Wyciskamy na maksa sezon truskawkowy, przecież trzeba nimi naładować baterie na cały rok.
Chłodnik truskawkowy to nic innego jak jogurt z truskawkami i makaronem. Ja lubię w tej kolejności a dzieciaki wolą więcej makaronu a mniej płynnego i wtedy to po prostu makaron z sosem truskawkowym.
Jakby tego nie nazwać to danie jest genialne. Tanie, banalnie proste, szybkie a palce lizać.

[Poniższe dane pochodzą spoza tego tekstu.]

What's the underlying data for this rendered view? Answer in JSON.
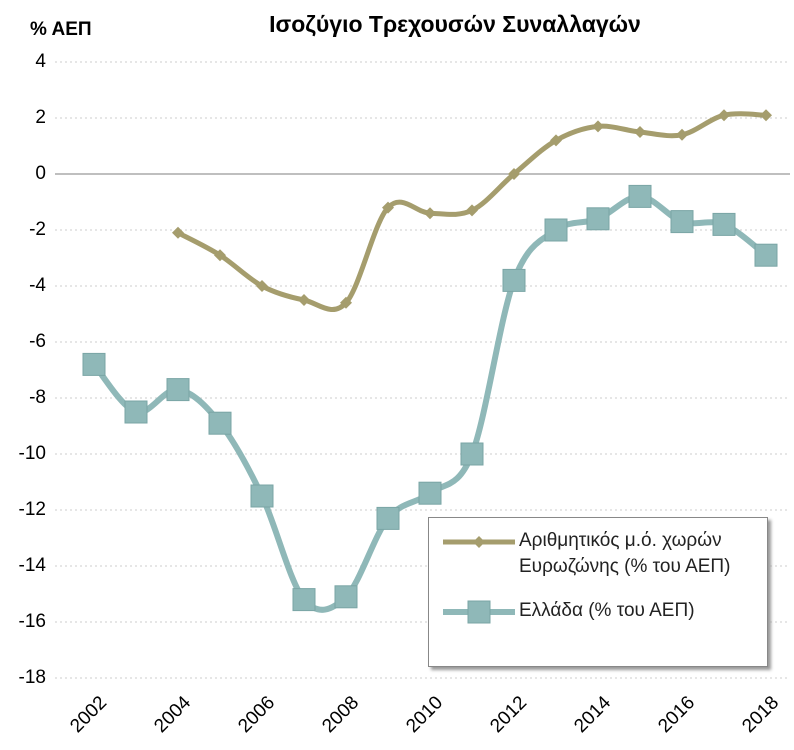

Chyba każdy z nas w dzieciństwie jadał. A jeśli znajdzie się ktoś, kto nie jadł to obowiązkowo ma spróbować. W końcu podwieczorek musi być:)
Składniki na 4 porcje:
- 600 g mocno dojrzałych truskawek
- 400 g greckiego jogurtu
- 2 łyżki cukru pudru
- makaron muszelki
- szczypta cynamonu
Makaron ugotować w osolonym wrzątku, odcedzić. Truskawki umyć, odszypułkować. Zasypać cukrem i blenderem rozdrobnić. Połowę musu truskawkowego wymieszać z jogurtem. Do miseczek nałożyć makaron, zalać jogurtem z truskawkami. Na wierzch wylać mus truskawkowy. Posypać szczyptą cynamonu. Podawać na zimno.